The two-year program enables scholars to connect their faculty work with the needs of a community and apply their skills to make a difference. Scholars receive an annual stipend of $7,500, have opportunities to interact with like-minded faculty from a variety of disciplines to address relevant issues through service and engaged scholarship, and participate in workshops, panels and case studies by experts to help scholars get the most from their experiences.

A grant from Strowd Roses Inc. of Chapel Hill to the Center for Public Service is helping fund Berry’s stipend, which she is using to further the partnership she has developed with El Centro Latino and community health educators and expand it to other communities with large Spanish-speaking populations.

In only its second year, the FESP is gaining local and national recognition as an innovative, effective program to further faculty involvement in the scholarship of engagement. Lynn Blanchard, the center’s director, has presented FESP to more than 20 universities through the national project Faculty for Engaged Campus supported by Community-Campus Partnerships for Health, with a grant from the Fund for Post-Secondary Education of the U.S. Department of Education. There has also been Canadian interest in learning how this program fosters faculty and community partnerships to create positive change.

Berry has partnered with El Centro Latino for several years to help bring the University’s knowledge and resources to bear on critical issues in the community. Berry’s weight-management intervention is helping community health educators and Latina participants improve nutrition and physical activity within their families. The goal is to reduce the incidence of overweight and obesity, and slow the development of type 2 (non-insulin dependent) diabetes.

“Many of the women and children we work with are uninsured and have limited access to health-promotion programs,” Berry said. “Preventing type 2 diabetes will ultimately decrease healthcare costs in the long-term, but more  importantly will empower families to take charge of their health.”

Berry said her involvement with El Centro Latino has added dimension to her work, inspired her teaching and enriched her perspective.

“I have always had a passion for public service, and to be able to directly apply my scholarly work in the field is tremendously rewarding to me, my team, and beneficial to my students,” she said. “It is extremely exciting when you start with a clinical problem, like type 2 diabetes, and begin to address it at the core, and maybe even prevent it, long before we have to intervene clinically.”

As a Faculty Engaged Scholar, Berry said she has learned as much or more from her experience as those she is working to serve.

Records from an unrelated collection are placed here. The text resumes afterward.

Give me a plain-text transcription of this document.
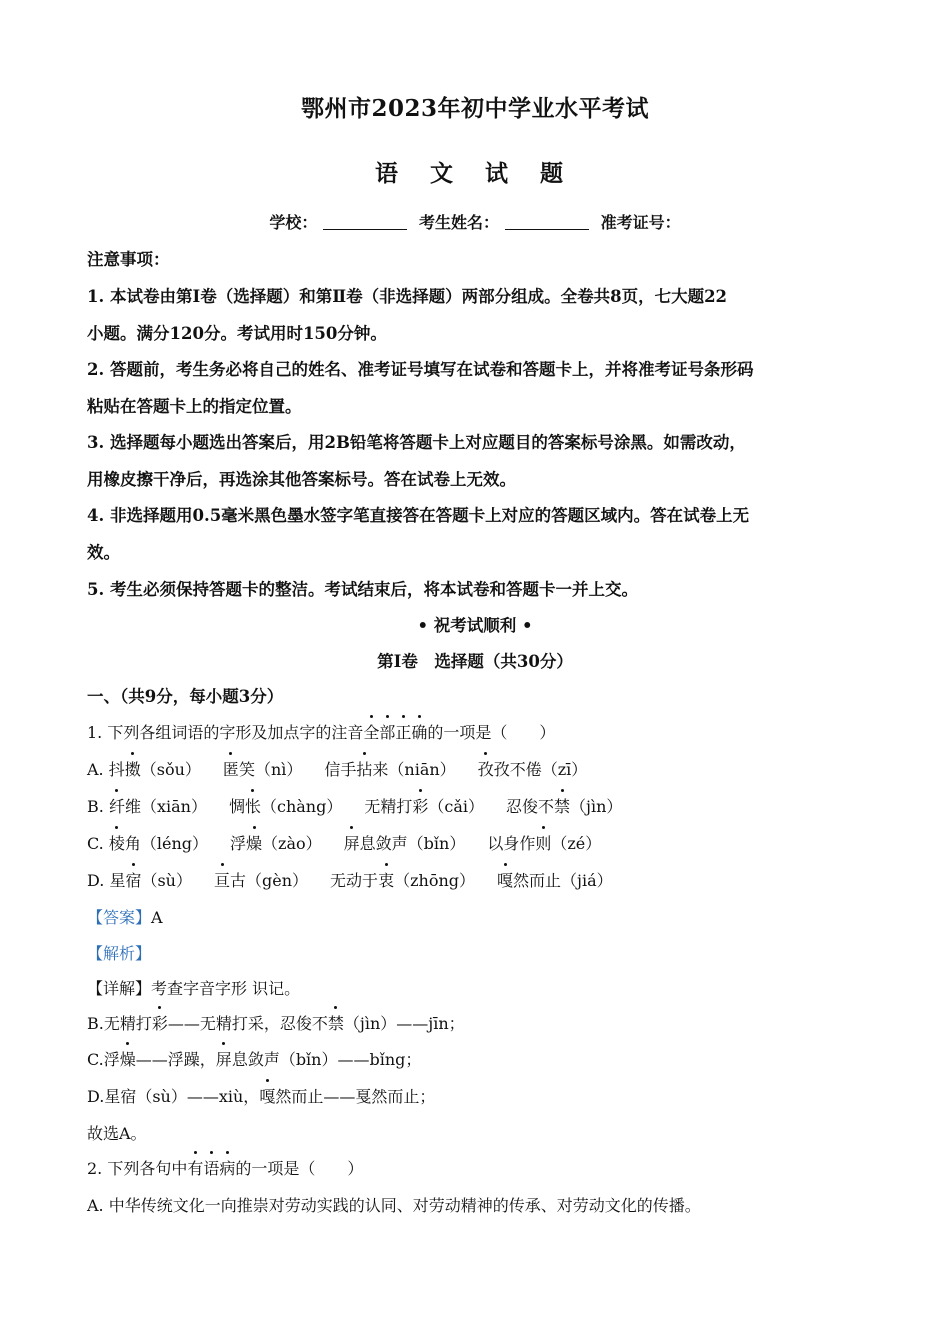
鄂州市2023年初中学业水平考试
语 文 试 题
学校：	考生姓名：	准考证号：
注意事项：
1. 本试卷由第Ⅰ卷（选择题）和第Ⅱ卷（非选择题）两部分组成。全卷共8页，七大题22
小题。满分120分。考试用时150分钟。
2. 答题前，考生务必将自己的姓名、准考证号填写在试卷和答题卡上，并将准考证号条形码
粘贴在答题卡上的指定位置。
3. 选择题每小题选出答案后，用2B铅笔将答题卡上对应题目的答案标号涂黑。如需改动，
用橡皮擦干净后，再选涂其他答案标号。答在试卷上无效。
4. 非选择题用0.5毫米黑色墨水签字笔直接答在答题卡上对应的答题区域内。答在试卷上无
效。
5. 考生必须保持答题卡的整洁。考试结束后，将本试卷和答题卡一并上交。
• 祝考试顺利 •
第Ⅰ卷　选择题（共30分）
一、（共9分，每小题3分）
1. 下列各组词语的字形及加点字的注音全部正确的一项是（　　）
A. 抖擞（sǒu） 匿笑（nì） 信手拈来（niān） 孜孜不倦（zī）
B. 纤维（xiān） 惆怅（chàng） 无精打彩（cǎi） 忍俊不禁（jìn）
C. 棱角（léng） 浮燥（zào） 屏息敛声（bǐn） 以身作则（zé）
D. 星宿（sù） 亘古（gèn） 无动于衷（zhōng） 嘎然而止（jiá）
【答案】A
【解析】
【详解】考查字音字形 识记。
B.无精打彩——无精打采，忍俊不禁（jìn）——jīn；
C.浮燥——浮躁，屏息敛声（bǐn）——bǐng；
D.星宿（sù）——xiù，嘎然而止——戛然而止；
故选A。
2. 下列各句中有语病的一项是（　　）
A. 中华传统文化一向推崇对劳动实践的认同、对劳动精神的传承、对劳动文化的传播。
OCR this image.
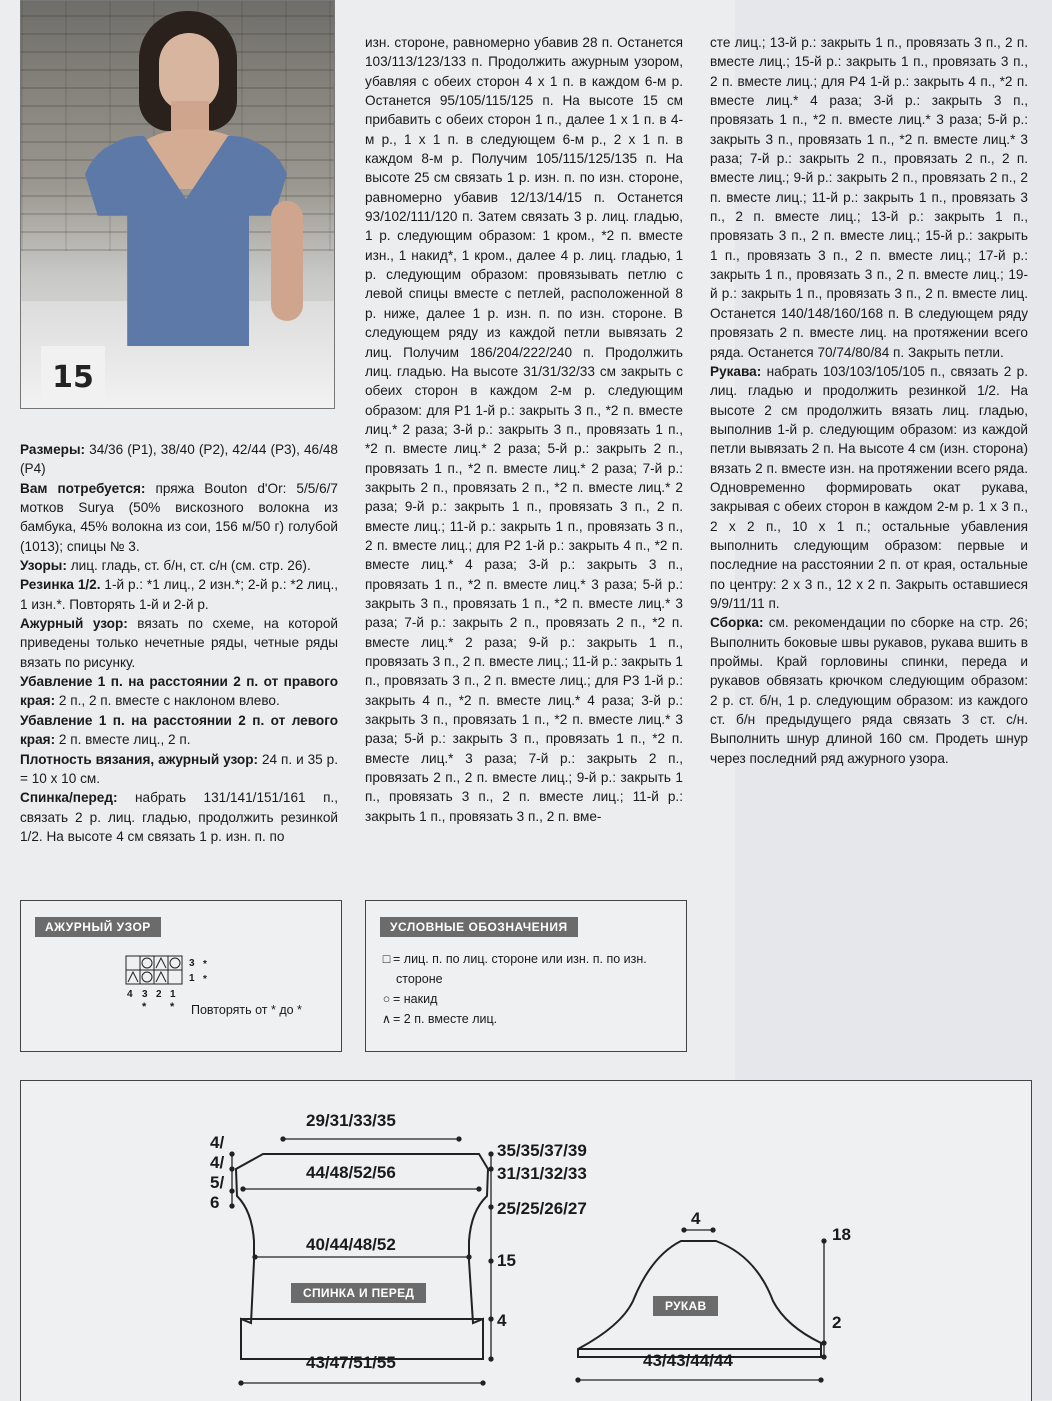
15

Размеры: 34/36 (Р1), 38/40 (Р2), 42/44 (Р3), 46/48 (Р4)

Вам потребуется: пряжа Bouton d'Or: 5/5/6/7 мотков Surya (50% вискозного волокна из бамбука, 45% волокна из сои, 156 м/50 г) голубой (1013); спицы № 3.

Узоры: лиц. гладь, ст. б/н, ст. с/н (см. стр. 26).

Резинка 1/2. 1-й р.: *1 лиц., 2 изн.*; 2-й р.: *2 лиц., 1 изн.*. Повторять 1-й и 2-й р.

Ажурный узор: вязать по схеме, на которой приведены только нечетные ряды, четные ряды вязать по рисунку.

Убавление 1 п. на расстоянии 2 п. от правого края: 2 п., 2 п. вместе с наклоном влево.

Убавление 1 п. на расстоянии 2 п. от левого края: 2 п. вместе лиц., 2 п.

Плотность вязания, ажурный узор: 24 п. и 35 р. = 10 х 10 см.

Спинка/перед: набрать 131/141/151/161 п., связать 2 р. лиц. гладью, продолжить резинкой 1/2. На высоте 4 см связать 1 р. изн. п. по

изн. стороне, равномерно убавив 28 п. Останется 103/113/123/133 п. Продолжить ажурным узором, убавляя с обеих сторон 4 х 1 п. в каждом 6-м р. Останется 95/105/115/125 п. На высоте 15 см прибавить с обеих сторон 1 п., далее 1 х 1 п. в 4-м р., 1 х 1 п. в следующем 6-м р., 2 х 1 п. в каждом 8-м р. Получим 105/115/125/135 п. На высоте 25 см связать 1 р. изн. п. по изн. стороне, равномерно убавив 12/13/14/15 п. Останется 93/102/111/120 п. Затем связать 3 р. лиц. гладью, 1 р. следующим образом: 1 кром., *2 п. вместе изн., 1 накид*, 1 кром., далее 4 р. лиц. гладью, 1 р. следующим образом: провязывать петлю с левой спицы вместе с петлей, расположенной 8 р. ниже, далее 1 р. изн. п. по изн. стороне. В следующем ряду из каждой петли вывязать 2 лиц. Получим 186/204/222/240 п. Продолжить лиц. гладью. На высоте 31/31/32/33 см закрыть с обеих сторон в каждом 2-м р. следующим образом: для Р1 1-й р.: закрыть 3 п., *2 п. вместе лиц.* 2 раза; 3-й р.: закрыть 3 п., провязать 1 п., *2 п. вместе лиц.* 2 раза; 5-й р.: закрыть 2 п., провязать 1 п., *2 п. вместе лиц.* 2 раза; 7-й р.: закрыть 2 п., провязать 2 п., *2 п. вместе лиц.* 2 раза; 9-й р.: закрыть 1 п., провязать 3 п., 2 п. вместе лиц.; 11-й р.: закрыть 1 п., провязать 3 п., 2 п. вместе лиц.; для Р2 1-й р.: закрыть 4 п., *2 п. вместе лиц.* 4 раза; 3-й р.: закрыть 3 п., провязать 1 п., *2 п. вместе лиц.* 3 раза; 5-й р.: закрыть 3 п., провязать 1 п., *2 п. вместе лиц.* 3 раза; 7-й р.: закрыть 2 п., провязать 2 п., *2 п. вместе лиц.* 2 раза; 9-й р.: закрыть 1 п., провязать 3 п., 2 п. вместе лиц.; 11-й р.: закрыть 1 п., провязать 3 п., 2 п. вместе лиц.; для Р3 1-й р.: закрыть 4 п., *2 п. вместе лиц.* 4 раза; 3-й р.: закрыть 3 п., провязать 1 п., *2 п. вместе лиц.* 3 раза; 5-й р.: закрыть 3 п., провязать 1 п., *2 п. вместе лиц.* 3 раза; 7-й р.: закрыть 2 п., провязать 2 п., 2 п. вместе лиц.; 9-й р.: закрыть 1 п., провязать 3 п., 2 п. вместе лиц.; 11-й р.: закрыть 1 п., провязать 3 п., 2 п. вме-

сте лиц.; 13-й р.: закрыть 1 п., провязать 3 п., 2 п. вместе лиц.; 15-й р.: закрыть 1 п., провязать 3 п., 2 п. вместе лиц.; для Р4 1-й р.: закрыть 4 п., *2 п. вместе лиц.* 4 раза; 3-й р.: закрыть 3 п., провязать 1 п., *2 п. вместе лиц.* 3 раза; 5-й р.: закрыть 3 п., провязать 1 п., *2 п. вместе лиц.* 3 раза; 7-й р.: закрыть 2 п., провязать 2 п., 2 п. вместе лиц.; 9-й р.: закрыть 2 п., провязать 2 п., 2 п. вместе лиц.; 11-й р.: закрыть 1 п., провязать 3 п., 2 п. вместе лиц.; 13-й р.: закрыть 1 п., провязать 3 п., 2 п. вместе лиц.; 15-й р.: закрыть 1 п., провязать 3 п., 2 п. вместе лиц.; 17-й р.: закрыть 1 п., провязать 3 п., 2 п. вместе лиц.; 19-й р.: закрыть 1 п., провязать 3 п., 2 п. вместе лиц. Останется 140/148/160/168 п. В следующем ряду провязать 2 п. вместе лиц. на протяжении всего ряда. Останется 70/74/80/84 п. Закрыть петли.

Рукава: набрать 103/103/105/105 п., связать 2 р. лиц. гладью и продолжить резинкой 1/2. На высоте 2 см продолжить вязать лиц. гладью, выполнив 1-й р. следующим образом: из каждой петли вывязать 2 п. На высоте 4 см (изн. сторона) вязать 2 п. вместе изн. на протяжении всего ряда. Одновременно формировать окат рукава, закрывая с обеих сторон в каждом 2-м р. 1 х 3 п., 2 х 2 п., 10 х 1 п.; остальные убавления выполнить следующим образом: первые и последние на расстоянии 2 п. от края, остальные по центру: 2 х 3 п., 12 х 2 п. Закрыть оставшиеся 9/9/11/11 п.

Сборка: см. рекомендации по сборке на стр. 26; Выполнить боковые швы рукавов, рукава вшить в проймы. Край горловины спинки, переда и рукавов обвязать крючком следующим образом: 2 р. ст. б/н, 1 р. следующим образом: из каждого ст. б/н предыдущего ряда связать 3 ст. с/н. Выполнить шнур длиной 160 см. Продеть шнур через последний ряд ажурного узора.

АЖУРНЫЙ УЗОР
3 *
1 *
4 3 2 1
* * Повторять от * до *
УСЛОВНЫЕ ОБОЗНАЧЕНИЯ
□ = лиц. п. по лиц. стороне или изн. п. по изн.
стороне
○ = накид
∧ = 2 п. вместе лиц.
29/31/33/35
44/48/52/56
40/44/48/52
43/47/51/55
4/
4/
5/
6
35/35/37/39
31/31/32/33
25/25/26/27
15
4
СПИНКА И ПЕРЕД
4
18
2
43/43/44/44
РУКАВ
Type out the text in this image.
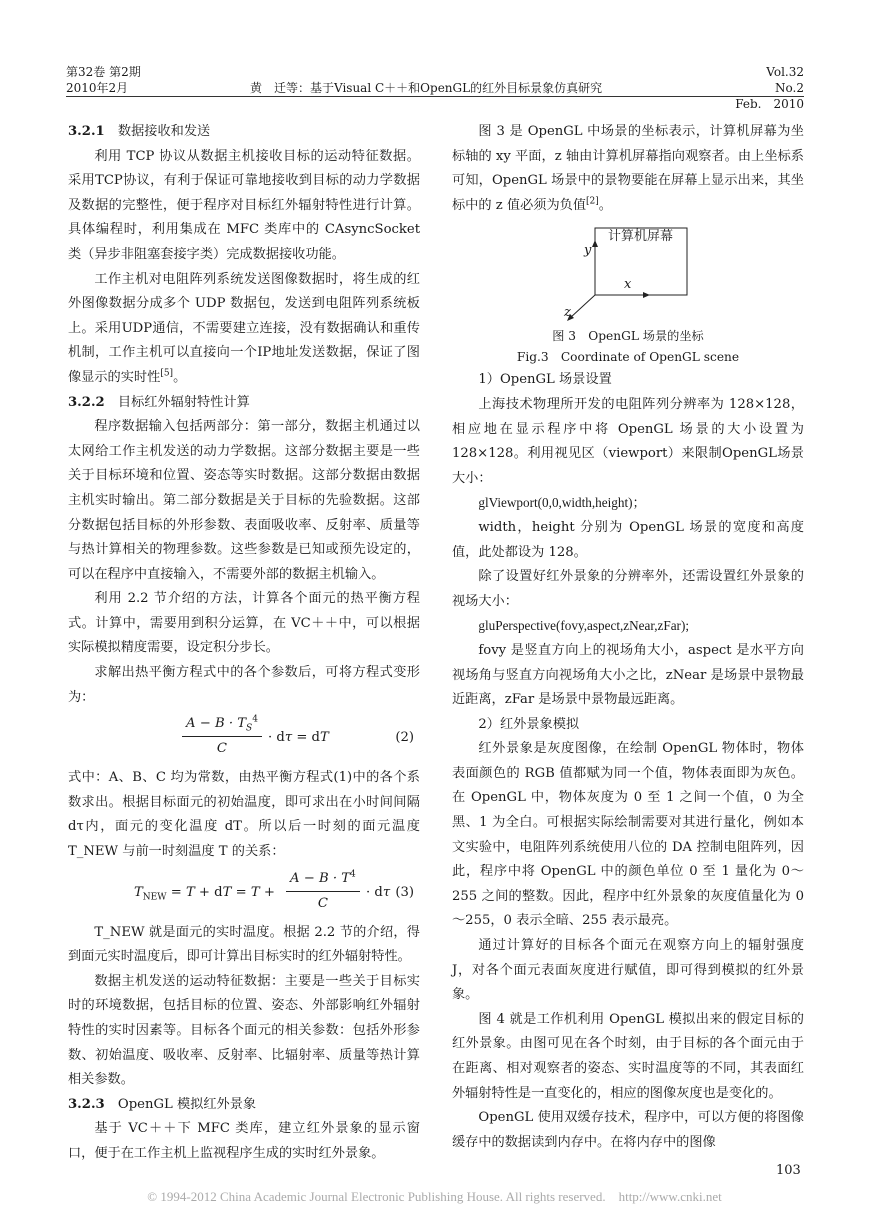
第32卷 第2期
2010年2月	黄　迁等：基于Visual C＋＋和OpenGL的红外目标景象仿真研究
Vol.32　No.2
Feb.　2010

3.2.1　 数据接收和发送

利用 TCP 协议从数据主机接收目标的运动特征数据。采用TCP协议，有利于保证可靠地接收到目标的动力学数据及数据的完整性，便于程序对目标红外辐射特性进行计算。具体编程时，利用集成在 MFC 类库中的 CAsyncSocket 类（异步非阻塞套接字类）完成数据接收功能。

工作主机对电阻阵列系统发送图像数据时，将生成的红外图像数据分成多个 UDP 数据包，发送到电阻阵列系统板上。采用UDP通信，不需要建立连接，没有数据确认和重传机制，工作主机可以直接向一个IP地址发送数据，保证了图像显示的实时性[5]。

3.2.2　 目标红外辐射特性计算

程序数据输入包括两部分：第一部分，数据主机通过以太网给工作主机发送的动力学数据。这部分数据主要是一些关于目标环境和位置、姿态等实时数据。这部分数据由数据主机实时输出。第二部分数据是关于目标的先验数据。这部分数据包括目标的外形参数、表面吸收率、反射率、质量等与热计算相关的物理参数。这些参数是已知或预先设定的，可以在程序中直接输入，不需要外部的数据主机输入。

利用 2.2 节介绍的方法，计算各个面元的热平衡方程式。计算中，需要用到积分运算，在 VC＋＋中，可以根据实际模拟精度需要，设定积分步长。

求解出热平衡方程式中的各个参数后，可将方程式变形为：

$\frac{A - B \cdot T_S^4}{C} \cdot d\tau$ = dT	(2)

式中：A、B、C 均为常数，由热平衡方程式(1)中的各个系数求出。根据目标面元的初始温度，即可求出在小时间间隔 dτ内，面元的变化温度 dT。所以后一时刻的面元温度 T_NEW 与前一时刻温度 T 的关系：

$T_{NEW} = T$ + dT = $T + \frac{A - B \cdot T^4}{C} \cdot d\tau$ (3)

T_NEW 就是面元的实时温度。根据 2.2 节的介绍，得到面元实时温度后，即可计算出目标实时的红外辐射特性。

数据主机发送的运动特征数据：主要是一些关于目标实时的环境数据，包括目标的位置、姿态、外部影响红外辐射特性的实时因素等。目标各个面元的相关参数：包括外形参数、初始温度、吸收率、反射率、比辐射率、质量等热计算相关参数。

3.2.3　 OpenGL 模拟红外景象

基于 VC＋＋下 MFC 类库，建立红外景象的显示窗口，便于在工作主机上监视程序生成的实时红外景象。

图 3 是 OpenGL 中场景的坐标表示，计算机屏幕为坐标轴的 xy 平面，z 轴由计算机屏幕指向观察者。由上坐标系可知，OpenGL 场景中的景物要能在屏幕上显示出来，其坐标中的 z 值必须为负值[2]。

计算机屏幕
y
x
z
图 3　OpenGL 场景的坐标
Fig.3　Coordinate of OpenGL scene

1）OpenGL 场景设置

上海技术物理所开发的电阻阵列分辨率为 128×128，相应地在显示程序中将 OpenGL 场景的大小设置为128×128。利用视见区（viewport）来限制OpenGL场景大小：

glViewport(0,0,width,height)；

width，height 分别为 OpenGL 场景的宽度和高度值，此处都设为 128。

除了设置好红外景象的分辨率外，还需设置红外景象的视场大小：

gluPerspective(fovy,aspect,zNear,zFar);

fovy 是竖直方向上的视场角大小，aspect 是水平方向视场角与竖直方向视场角大小之比，zNear 是场景中景物最近距离，zFar 是场景中景物最远距离。

2）红外景象模拟

红外景象是灰度图像，在绘制 OpenGL 物体时，物体表面颜色的 RGB 值都赋为同一个值，物体表面即为灰色。在 OpenGL 中，物体灰度为 0 至 1 之间一个值，0 为全黑、1 为全白。可根据实际绘制需要对其进行量化，例如本文实验中，电阻阵列系统使用八位的 DA 控制电阻阵列，因此，程序中将 OpenGL 中的颜色单位 0 至 1 量化为 0～255 之间的整数。因此，程序中红外景象的灰度值量化为 0～255，0 表示全暗、255 表示最亮。

通过计算好的目标各个面元在观察方向上的辐射强度 J，对各个面元表面灰度进行赋值，即可得到模拟的红外景象。

图 4 就是工作机利用 OpenGL 模拟出来的假定目标的红外景象。由图可见在各个时刻，由于目标的各个面元由于在距离、相对观察者的姿态、实时温度等的不同，其表面红外辐射特性是一直变化的，相应的图像灰度也是变化的。

OpenGL 使用双缓存技术，程序中，可以方便的将图像缓存中的数据读到内存中。在将内存中的图像

103
© 1994-2012 China Academic Journal Electronic Publishing House. All rights reserved.　http://www.cnki.net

“I have gained so much more than just advancing my research or collaborating with scholars outside the confines of our campus,” she said. “I have seen firsthand that Carolina, or any institution, can and should partner equally with its surrounding community to bring contributions to the table that will ultimately affect positive change.”

Through the FESP, Berry and Carolina have set the ripples in motion. Their partnership with El Centro Latino is broadening horizons and creating solutions.